The bacteria Streptococcus pyogenes can be found all over the skin of healthy individuals. Normally, it causes few problems. If the skin is punctured, however, either through surgery or wounding, the bacteria can get inside and wreak havoc. Luckily, honey may be just what the doctor ordered.
S. pyogenes is particularly deadly when it forms a biofilm. When free-swimming bacteria, which would otherwise be susceptible to antibiotics, clump together into biofilms, they become distressingly resilient. The cells stick to surfaces with remarkable tenacity and are exceedingly difficult to kill. What’s worse is that S. pyogenes biofilms produce proteins that allow the bacteria to bind to the fibronectin that is prevalent at wound sites. The result can be a chronic wound that refuses to heal. Thus, disrupting the transition from solitary bacterium to biofilm member can be even more important than the outright killing of bacteria.

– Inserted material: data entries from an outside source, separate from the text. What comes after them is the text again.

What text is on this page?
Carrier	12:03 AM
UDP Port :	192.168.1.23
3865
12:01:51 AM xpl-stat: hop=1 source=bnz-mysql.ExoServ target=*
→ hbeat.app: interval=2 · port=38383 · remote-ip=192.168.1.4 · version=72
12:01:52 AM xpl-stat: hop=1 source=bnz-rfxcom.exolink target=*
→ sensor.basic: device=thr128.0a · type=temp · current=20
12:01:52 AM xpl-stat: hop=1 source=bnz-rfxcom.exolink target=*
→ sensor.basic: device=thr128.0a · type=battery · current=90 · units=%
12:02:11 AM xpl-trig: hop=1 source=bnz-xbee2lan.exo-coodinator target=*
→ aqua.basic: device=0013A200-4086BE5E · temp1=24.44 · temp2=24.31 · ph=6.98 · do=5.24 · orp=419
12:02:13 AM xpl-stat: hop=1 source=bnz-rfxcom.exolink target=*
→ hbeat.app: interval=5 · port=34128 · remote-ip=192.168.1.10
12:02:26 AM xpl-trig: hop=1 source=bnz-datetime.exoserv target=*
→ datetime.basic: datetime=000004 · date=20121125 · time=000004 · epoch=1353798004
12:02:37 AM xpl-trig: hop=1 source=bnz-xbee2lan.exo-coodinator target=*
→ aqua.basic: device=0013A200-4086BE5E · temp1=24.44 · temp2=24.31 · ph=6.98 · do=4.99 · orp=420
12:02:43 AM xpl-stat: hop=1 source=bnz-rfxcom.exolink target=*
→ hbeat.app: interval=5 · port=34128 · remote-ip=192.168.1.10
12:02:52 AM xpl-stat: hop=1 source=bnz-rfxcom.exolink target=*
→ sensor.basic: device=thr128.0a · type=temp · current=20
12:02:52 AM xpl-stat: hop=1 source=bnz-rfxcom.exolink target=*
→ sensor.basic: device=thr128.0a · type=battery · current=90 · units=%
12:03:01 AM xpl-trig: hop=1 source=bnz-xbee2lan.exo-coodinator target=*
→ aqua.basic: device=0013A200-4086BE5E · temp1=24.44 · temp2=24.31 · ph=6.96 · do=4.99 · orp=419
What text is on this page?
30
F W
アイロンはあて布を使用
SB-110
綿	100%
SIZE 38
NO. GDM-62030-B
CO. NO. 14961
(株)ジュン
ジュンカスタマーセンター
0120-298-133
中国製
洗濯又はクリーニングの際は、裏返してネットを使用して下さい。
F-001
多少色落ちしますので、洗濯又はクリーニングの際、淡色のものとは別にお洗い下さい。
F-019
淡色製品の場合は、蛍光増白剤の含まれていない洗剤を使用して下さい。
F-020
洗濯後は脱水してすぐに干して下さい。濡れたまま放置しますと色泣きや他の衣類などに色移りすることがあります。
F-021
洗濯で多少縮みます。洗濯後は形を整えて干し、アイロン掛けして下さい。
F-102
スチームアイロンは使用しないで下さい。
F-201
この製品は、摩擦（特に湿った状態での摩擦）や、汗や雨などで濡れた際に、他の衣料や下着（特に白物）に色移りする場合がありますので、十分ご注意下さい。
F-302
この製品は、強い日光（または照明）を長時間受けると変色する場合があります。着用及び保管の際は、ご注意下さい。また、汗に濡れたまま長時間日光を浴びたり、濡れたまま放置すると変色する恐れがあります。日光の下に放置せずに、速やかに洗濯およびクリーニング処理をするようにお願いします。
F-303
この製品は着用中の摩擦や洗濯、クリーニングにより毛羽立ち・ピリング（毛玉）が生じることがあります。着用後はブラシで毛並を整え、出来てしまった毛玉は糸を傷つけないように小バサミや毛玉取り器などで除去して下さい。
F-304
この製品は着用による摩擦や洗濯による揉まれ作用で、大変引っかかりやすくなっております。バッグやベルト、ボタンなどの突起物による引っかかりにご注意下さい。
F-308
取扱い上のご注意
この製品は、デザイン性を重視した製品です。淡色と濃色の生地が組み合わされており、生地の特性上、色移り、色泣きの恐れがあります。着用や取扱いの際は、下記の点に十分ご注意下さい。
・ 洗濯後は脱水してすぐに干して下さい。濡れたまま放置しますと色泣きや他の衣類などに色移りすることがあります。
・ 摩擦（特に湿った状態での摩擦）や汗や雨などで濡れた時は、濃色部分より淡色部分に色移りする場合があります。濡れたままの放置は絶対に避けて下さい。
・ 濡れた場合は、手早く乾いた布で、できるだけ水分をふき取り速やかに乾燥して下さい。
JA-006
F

Sarah Maddocks and her colleagues from Cardiff Metropolitan University tested the effects of manuka honey (honey made almost exclusively from the Australian/New Zealand manuka, or Leptospermum scoparium) on S.pyogenes. Manuka honey is high in methylglyoxal, thought to have antibacterial properties.
The researchers found that although it took a solution of at least 40% manuka honey to kill almost all the S. pyogenes in a sample, as little as a 5% honey solution prevented most of the little buggers from congregating into biofilms. In addition, a 20% solution of honey significantly reduced the amount of fibronectin-binding protein made by the bacteria, which resulted in far less wound-attachment.
Will we see nurses slathering honey on their patients’ wounds in the near future? The authors did use ‘sterile medical grade manuka honey’ for this study, so who knows?